Query all devices using descendant cps path
In this case, a query that matches many device nodes using a descendant cps path is executed:
//openroadm-device[@ne-state="inservice"]
Fetch descendants | Omit Descendants | Direct Descendants | All Descendants |
---|---|---|---|
Comparison graph | |||
Graph detail | |||
Time complexity of | O(N) | O(N2) | O(N2) |
Time complexity of proposed solution | O(N) | O(N) | O(N) |
In above cases, it is observed that the existing algorithm grows quadratically - O(n2), e.g. doubling from 1000 to 2000 nodes takes 4 times longer (going from 40 to 160 seconds).
The PoC algorithm grows linearly - O(n), e.g. doubling from 1000 to 2000 nodes takes 2 times longer (going from 3.5 to 7 seconds).
Query all devices using absolute cps path
In this case, a query that matches many device nodes using an absolute cps path is executed:
/openroadm-devices/openroadm-device[@status="success"]
Fetch descendants | Omit Descendants | Direct Descendants | All Descendants |
---|---|---|---|
Comparison graph | |||
Graph detail | |||
Time complexity of | O(N) | O(N2) | O(N2) |
Time complexity of proposed solution | O(N) | O(N) | O(N) |
In above cases, it is observed that the existing algorithm grows quadratically - O(n2), while the PoC algorithm grows linearly - O(n).
Possible improvements of proposed solution
Index-only lookup where leaf-condition is in the xpath
Note in the following CPS path query:
/bookstore/categories[@code='1']/books[@title='Matilda']
In this case, the bookstore model specifies that the 'title' leaf is the key for 'books', and thus the xpath is encoded in the database as: /bookstore/categories[@code='1']/books[@title='Matilda']
We can optimize for this case, using an index-only lookup.
Given the following SQL snippet from the SQL generated from the CPS path query:
AND ( xpath_component = 'books' OR xpath_component LIKE 'books[%' ) AND ( attributes @> '{"title":"Matilda"}' )
it may be replaced with:
AND ( xpath_component = 'books[@title=''Matilda'']' OR ( ( xpath_component = 'books' OR xpath_component LIKE 'books[%' ) AND ( attributes @> '{"title":"Matilda"}' ) ) )
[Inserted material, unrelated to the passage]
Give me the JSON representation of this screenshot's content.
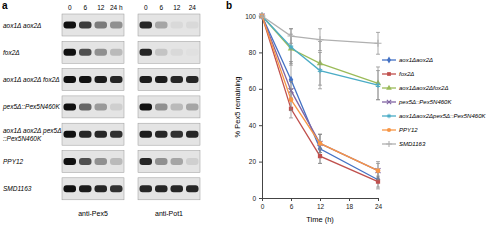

This would allow for an index-only lookup of the item, without needing the LIKE comparison or the attribute check.
Work Breakdown
In addition to the changes outlined above, there is additional work remaining for this change to be production-ready.
The main algorithm was mostly done during the PoC (all integration tests are passing for the PoC). The existing PoC code can thus be refactored to make it production ready.
DB upgrade
Because a new column is being added to the Fragment table, this column needs to be populated. An SQL script will be needed to provide a value for of the new xpath_component field based on existing xpath field.
Cps Path Parser changes
CpsPathBuilder and CpsPathQuery classes from cps-path-parser module will need to be updated to provide the individual path components.